Interest and other expenses were higher in 2014 compared to 2013 due to $13.2 million of costs related to the 2014 retirement of a
portion of debt and due to increased interest expense on debt, partially offset by a higher level of retirement-related costs allocated from
Corporate to our other segments.
Year Ended December 31, 2013 Compared with Year Ended December 31, 2012
Net investment income was lower in 2013 compared to 2012 due to a decrease in the yield on invested assets, a decrease in reported
investment income attributable to tax credit partnerships, and lower short-term interest rates.
Other income was higher in 2013 compared to 2012 due primarily to the IRS settlement.
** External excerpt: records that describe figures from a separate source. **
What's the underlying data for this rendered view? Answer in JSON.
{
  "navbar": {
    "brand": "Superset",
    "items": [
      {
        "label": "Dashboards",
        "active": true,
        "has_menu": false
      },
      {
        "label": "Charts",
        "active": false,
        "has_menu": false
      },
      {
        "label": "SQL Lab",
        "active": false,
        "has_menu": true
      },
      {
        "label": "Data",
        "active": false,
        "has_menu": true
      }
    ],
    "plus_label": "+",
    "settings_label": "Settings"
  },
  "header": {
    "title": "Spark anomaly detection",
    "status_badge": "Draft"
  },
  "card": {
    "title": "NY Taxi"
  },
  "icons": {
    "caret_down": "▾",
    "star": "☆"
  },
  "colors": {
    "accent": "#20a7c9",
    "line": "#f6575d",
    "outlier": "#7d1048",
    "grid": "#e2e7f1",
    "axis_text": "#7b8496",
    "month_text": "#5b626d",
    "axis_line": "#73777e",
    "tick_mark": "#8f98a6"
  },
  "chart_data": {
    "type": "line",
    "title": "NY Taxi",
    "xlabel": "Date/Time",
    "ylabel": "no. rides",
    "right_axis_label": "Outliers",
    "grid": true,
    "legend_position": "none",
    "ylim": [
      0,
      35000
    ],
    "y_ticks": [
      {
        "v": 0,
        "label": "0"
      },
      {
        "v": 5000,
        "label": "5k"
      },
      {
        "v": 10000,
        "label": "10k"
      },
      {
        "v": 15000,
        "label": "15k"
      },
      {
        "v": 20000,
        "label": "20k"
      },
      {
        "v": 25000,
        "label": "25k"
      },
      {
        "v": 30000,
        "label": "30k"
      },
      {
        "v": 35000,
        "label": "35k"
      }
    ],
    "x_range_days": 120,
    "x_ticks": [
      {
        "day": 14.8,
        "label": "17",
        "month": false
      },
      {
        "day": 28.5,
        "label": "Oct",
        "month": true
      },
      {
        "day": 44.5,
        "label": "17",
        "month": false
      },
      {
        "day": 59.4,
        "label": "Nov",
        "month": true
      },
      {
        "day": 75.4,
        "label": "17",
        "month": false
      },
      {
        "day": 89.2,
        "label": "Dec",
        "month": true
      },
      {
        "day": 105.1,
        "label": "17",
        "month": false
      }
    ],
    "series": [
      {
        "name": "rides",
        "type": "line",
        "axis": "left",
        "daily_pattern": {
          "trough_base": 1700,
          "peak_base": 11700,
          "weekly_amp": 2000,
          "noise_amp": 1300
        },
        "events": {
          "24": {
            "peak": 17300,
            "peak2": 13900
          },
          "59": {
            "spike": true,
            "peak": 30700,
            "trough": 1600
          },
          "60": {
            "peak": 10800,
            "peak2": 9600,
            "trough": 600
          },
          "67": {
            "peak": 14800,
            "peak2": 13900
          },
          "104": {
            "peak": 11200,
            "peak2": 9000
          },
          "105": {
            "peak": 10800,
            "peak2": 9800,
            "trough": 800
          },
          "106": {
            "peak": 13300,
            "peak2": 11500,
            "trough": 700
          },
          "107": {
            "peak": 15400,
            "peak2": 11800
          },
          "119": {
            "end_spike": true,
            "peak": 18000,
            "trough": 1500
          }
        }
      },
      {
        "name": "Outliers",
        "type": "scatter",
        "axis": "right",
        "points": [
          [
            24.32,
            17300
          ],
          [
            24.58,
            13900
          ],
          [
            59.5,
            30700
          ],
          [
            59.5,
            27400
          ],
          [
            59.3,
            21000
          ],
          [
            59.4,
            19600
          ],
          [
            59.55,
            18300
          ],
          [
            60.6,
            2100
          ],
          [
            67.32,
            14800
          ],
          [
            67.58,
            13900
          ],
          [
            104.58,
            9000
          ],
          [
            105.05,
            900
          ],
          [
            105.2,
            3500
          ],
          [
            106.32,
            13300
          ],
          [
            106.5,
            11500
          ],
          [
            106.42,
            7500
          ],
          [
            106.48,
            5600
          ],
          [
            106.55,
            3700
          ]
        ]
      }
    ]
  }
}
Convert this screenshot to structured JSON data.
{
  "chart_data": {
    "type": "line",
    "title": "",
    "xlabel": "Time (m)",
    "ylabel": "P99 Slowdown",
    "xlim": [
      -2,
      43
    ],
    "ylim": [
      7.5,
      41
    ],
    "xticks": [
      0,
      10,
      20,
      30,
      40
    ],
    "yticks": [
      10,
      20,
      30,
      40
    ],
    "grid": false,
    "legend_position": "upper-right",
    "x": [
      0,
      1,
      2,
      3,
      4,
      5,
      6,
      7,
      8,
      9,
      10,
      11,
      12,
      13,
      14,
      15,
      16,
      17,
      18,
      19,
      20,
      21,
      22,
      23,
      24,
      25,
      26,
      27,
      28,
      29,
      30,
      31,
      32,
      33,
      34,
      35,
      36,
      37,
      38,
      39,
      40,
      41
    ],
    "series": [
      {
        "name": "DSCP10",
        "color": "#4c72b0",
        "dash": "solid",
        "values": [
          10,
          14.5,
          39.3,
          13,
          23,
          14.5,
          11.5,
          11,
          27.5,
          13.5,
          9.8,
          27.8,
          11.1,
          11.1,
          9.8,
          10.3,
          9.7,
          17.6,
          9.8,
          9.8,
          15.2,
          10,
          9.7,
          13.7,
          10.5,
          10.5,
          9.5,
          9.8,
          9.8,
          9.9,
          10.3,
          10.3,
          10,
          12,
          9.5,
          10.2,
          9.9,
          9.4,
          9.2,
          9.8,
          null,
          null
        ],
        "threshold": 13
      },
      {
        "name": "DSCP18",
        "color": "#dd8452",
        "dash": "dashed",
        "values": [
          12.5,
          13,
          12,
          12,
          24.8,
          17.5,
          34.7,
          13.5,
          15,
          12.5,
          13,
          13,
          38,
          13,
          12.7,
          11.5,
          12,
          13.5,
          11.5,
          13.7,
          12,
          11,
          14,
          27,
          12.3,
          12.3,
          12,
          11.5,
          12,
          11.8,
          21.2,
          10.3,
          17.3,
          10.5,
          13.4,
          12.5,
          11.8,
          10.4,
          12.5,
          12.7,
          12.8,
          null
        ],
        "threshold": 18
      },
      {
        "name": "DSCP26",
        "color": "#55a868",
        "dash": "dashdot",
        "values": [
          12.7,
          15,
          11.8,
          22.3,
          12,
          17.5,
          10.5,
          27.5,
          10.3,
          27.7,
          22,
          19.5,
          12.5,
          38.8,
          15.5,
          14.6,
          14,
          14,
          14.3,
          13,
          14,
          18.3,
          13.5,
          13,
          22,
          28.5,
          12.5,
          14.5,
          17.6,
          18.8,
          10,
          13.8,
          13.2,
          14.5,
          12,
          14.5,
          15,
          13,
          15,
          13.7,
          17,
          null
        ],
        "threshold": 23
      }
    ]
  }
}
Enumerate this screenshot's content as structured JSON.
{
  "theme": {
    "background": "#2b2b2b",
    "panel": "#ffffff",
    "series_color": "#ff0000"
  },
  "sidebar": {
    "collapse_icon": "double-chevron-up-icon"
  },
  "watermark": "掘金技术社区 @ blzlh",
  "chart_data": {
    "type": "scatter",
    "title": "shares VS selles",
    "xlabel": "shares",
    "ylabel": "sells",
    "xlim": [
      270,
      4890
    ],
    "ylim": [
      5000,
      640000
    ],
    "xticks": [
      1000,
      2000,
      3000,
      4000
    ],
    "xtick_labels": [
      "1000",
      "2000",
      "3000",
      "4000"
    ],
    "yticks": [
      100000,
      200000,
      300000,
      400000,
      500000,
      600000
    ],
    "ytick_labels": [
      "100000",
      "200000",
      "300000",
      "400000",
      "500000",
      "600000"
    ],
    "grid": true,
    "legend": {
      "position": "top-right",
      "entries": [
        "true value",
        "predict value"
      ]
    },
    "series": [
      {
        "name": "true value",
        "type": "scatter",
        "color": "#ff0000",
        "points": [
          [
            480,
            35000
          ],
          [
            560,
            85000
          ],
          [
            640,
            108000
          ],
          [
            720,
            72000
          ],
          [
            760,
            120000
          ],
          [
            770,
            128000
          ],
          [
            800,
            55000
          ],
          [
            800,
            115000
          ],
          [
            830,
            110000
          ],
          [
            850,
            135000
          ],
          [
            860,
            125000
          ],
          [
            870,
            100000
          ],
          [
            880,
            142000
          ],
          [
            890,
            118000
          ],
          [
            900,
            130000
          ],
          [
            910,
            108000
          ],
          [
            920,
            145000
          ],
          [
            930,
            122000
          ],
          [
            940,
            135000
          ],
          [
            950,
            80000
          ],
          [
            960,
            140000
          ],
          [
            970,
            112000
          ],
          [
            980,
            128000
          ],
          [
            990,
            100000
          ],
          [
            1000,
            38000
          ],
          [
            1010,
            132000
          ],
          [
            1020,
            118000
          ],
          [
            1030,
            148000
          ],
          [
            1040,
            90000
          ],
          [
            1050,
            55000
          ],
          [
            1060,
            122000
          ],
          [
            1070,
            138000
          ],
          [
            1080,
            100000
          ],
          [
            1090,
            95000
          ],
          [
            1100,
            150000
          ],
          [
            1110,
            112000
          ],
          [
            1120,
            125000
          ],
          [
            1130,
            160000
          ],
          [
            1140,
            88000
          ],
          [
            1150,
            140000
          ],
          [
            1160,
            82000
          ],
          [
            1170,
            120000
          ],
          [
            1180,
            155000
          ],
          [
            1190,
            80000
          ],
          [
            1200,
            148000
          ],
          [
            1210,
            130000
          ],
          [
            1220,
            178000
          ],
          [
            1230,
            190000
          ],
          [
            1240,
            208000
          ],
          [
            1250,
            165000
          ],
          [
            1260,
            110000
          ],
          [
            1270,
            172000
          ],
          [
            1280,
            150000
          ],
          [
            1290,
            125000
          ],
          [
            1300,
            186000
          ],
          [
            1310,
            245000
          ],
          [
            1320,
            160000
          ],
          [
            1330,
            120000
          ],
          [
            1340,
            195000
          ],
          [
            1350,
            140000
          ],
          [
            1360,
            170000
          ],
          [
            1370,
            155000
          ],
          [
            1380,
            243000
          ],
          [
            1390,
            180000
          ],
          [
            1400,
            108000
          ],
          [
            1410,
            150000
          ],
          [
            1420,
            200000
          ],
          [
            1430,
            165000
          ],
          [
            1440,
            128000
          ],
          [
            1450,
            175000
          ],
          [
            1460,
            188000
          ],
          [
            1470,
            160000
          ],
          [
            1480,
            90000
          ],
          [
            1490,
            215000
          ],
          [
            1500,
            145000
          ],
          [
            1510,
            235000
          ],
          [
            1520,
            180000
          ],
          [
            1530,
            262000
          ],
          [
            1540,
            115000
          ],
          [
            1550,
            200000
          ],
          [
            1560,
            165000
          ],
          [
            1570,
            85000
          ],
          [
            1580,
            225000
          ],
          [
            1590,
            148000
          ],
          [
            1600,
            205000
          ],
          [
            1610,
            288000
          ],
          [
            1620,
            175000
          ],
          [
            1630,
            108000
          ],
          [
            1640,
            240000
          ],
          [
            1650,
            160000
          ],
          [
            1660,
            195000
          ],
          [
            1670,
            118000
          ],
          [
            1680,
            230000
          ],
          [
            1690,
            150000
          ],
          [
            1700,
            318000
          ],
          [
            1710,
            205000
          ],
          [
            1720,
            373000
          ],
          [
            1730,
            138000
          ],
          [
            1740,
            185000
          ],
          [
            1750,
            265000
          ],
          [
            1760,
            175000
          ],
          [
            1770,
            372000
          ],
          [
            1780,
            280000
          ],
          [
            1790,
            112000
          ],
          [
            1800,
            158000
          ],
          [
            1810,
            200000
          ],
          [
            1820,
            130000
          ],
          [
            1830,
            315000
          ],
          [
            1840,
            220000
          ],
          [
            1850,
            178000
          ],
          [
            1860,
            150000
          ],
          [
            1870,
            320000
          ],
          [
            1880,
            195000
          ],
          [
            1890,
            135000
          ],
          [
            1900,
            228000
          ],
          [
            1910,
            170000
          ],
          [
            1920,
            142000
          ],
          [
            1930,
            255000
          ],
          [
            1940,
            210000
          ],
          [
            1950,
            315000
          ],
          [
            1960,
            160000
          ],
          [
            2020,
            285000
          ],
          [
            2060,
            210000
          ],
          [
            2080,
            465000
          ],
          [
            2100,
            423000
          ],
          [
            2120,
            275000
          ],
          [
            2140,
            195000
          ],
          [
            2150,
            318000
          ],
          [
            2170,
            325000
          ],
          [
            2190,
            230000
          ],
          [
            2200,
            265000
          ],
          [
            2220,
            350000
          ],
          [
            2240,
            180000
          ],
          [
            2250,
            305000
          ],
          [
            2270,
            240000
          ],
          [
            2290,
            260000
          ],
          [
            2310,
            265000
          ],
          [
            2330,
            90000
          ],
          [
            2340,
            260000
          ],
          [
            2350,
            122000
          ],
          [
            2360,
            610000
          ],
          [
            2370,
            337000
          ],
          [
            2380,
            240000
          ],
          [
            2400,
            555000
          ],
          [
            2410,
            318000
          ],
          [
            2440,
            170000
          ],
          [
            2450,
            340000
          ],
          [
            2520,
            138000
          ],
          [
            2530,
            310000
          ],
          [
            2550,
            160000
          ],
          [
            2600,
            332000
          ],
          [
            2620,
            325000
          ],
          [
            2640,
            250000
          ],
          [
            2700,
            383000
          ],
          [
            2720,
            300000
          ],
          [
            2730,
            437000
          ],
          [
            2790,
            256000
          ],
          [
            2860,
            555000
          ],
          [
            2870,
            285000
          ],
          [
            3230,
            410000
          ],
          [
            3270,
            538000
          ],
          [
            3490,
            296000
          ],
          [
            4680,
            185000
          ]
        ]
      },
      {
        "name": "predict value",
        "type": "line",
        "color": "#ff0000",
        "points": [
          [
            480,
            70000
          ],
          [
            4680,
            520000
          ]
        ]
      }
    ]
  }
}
Interest and other expenses were higher in 2013 compared to 2012 due primarily to an increase in interest expense on debt and a
higher level of expense accruals in 2013 relative to the prior year.
Segment Outlook
We are currently holding capital at our insurance subsidiaries and holding companies at levels that exceed our long-term requirements,
and we expect to continue to generate excess capital on an annual basis through our statutory earnings. While we intend to maintain our
disciplined approach to risk management, we believe we are well positioned with substantial flexibility to preserve our capital strength and
at the same time explore opportunities to deploy the excess capital that is generated.